What does the decision in Fisher v. University of Texas mean for the future of affirmative action in university admissions? Not much. Universities that consider race among a variety of factors in determining admission likely won’t be affected. The reason: There is no proxy in our society for race. If schools want racially diverse student bodies, they need to take race into account.
Many analysts have argued today that universities will have to meet a higher bar, if they want to consider race in admissions. Under the Supreme Court’s 2003 decision in Grutter v. Bollinger, universities could use race as one factor in determining admissions in the interest of educational diversity so long as the admissions process does not utilize quotas or treat all members of racial groups as if they were identical. Today’s 7-1 decision toughens the standard: Universities must show that using race is essential to creating diversity.

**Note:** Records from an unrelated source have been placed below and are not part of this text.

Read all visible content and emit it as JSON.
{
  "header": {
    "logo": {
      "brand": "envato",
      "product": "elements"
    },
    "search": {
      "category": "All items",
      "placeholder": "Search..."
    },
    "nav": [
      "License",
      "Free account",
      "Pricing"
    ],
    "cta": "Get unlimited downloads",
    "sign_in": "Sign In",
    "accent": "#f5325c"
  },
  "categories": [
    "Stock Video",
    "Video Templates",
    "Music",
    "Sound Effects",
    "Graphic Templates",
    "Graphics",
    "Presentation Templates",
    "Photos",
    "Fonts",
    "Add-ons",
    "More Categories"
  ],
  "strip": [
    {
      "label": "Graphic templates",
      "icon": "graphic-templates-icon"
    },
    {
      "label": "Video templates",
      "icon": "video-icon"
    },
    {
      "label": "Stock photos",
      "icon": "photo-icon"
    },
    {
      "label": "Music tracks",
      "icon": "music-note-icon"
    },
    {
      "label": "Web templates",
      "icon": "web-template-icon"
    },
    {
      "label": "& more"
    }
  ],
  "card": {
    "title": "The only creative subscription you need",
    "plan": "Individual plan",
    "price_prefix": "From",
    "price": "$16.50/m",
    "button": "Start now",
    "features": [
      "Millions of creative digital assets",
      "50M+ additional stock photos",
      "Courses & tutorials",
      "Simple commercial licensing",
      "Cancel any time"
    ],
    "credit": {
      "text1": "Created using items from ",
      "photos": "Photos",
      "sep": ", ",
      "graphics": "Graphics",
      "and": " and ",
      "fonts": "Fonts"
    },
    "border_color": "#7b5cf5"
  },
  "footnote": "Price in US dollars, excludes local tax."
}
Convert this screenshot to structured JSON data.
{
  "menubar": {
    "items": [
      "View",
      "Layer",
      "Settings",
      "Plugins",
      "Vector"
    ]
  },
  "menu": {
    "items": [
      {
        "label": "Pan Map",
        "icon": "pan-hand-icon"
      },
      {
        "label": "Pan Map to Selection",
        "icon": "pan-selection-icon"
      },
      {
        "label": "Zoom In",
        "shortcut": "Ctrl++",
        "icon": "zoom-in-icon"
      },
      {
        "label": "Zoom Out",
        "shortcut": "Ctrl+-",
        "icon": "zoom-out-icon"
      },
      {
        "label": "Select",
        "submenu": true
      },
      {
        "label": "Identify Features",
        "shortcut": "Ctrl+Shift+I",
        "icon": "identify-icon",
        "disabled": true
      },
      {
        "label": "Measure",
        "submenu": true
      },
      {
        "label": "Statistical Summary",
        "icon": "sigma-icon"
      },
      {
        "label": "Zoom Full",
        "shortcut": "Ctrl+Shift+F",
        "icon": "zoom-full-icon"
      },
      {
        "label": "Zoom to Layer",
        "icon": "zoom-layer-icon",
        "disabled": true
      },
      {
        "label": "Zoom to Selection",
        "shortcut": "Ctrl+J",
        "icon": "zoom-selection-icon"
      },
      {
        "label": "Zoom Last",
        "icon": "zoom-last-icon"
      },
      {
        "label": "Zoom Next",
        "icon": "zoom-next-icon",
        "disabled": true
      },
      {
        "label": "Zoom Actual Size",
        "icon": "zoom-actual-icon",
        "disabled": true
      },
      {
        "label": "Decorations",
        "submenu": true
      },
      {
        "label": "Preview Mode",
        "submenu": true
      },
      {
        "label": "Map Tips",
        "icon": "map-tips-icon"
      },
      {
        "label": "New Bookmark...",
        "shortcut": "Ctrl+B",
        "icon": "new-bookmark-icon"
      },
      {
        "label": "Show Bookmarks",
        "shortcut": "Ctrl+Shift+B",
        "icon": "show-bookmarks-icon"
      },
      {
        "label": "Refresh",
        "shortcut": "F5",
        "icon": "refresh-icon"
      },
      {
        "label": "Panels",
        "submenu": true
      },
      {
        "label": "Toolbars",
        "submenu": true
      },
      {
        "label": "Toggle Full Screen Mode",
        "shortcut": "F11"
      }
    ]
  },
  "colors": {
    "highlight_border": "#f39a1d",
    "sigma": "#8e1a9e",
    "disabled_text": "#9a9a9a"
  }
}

But the Supreme Court’s fundamental approach to affirmative action has not otherwise changed. Much has been written about substitutes – like class or neighborhood – but the reality is that they have all fallen short because, simply put, race still matters in ways that no other factor of our identities does. Moreover, resorting to these claimed proxies reveals another disquieting fact about the state of our communities: We rationally speculate that zip code might be a substitute, because we know how racially segregated our cities and towns still are.
Race then pervades even supposedly race-neutral policies. The Texas program at issue in Fisher is a prime example. Under Texas’s program – called the "Top 10" – the top graduates from every high school in the state automatically gain admission to the university. Other applicants are then considered under a policy that takes numerous factors into account, including race. But as Justice Ruth Bader Ginsburg pointed out in her dissent today, the Top 10 program was crafted with race in mind.
“It is race consciousness, not blindness to race, that drives such plans,” she wrote. “[…]only an ostrich could regard the supposedly neutral alternatives as race unconscious.”
Here’s the other thing that Fisher reminds me of. The struggle over affirmative action is one that we shouldn’t be having in 2013. We wouldn’t require diversity policies, if the schools and opportunities in our society were distributed on an equitable basis. We need diversity in higher education because we need diversity in K-12 education and throughout all our institutions that are pathways to success. We are still a society of different starting lines and, in some cases, no starting lines at all. If you hear others argue differently, ask where their children attended elementary school.
We may aspire to a colorblind society. But in 2013, we still need to pay attention to race.
Mark Rosenbaum is Chief Counsel of the American Civil Liberties Union of Southern California. He argued the challenge to Proposal 2, which banned race-conscious admissions policies in Michigan.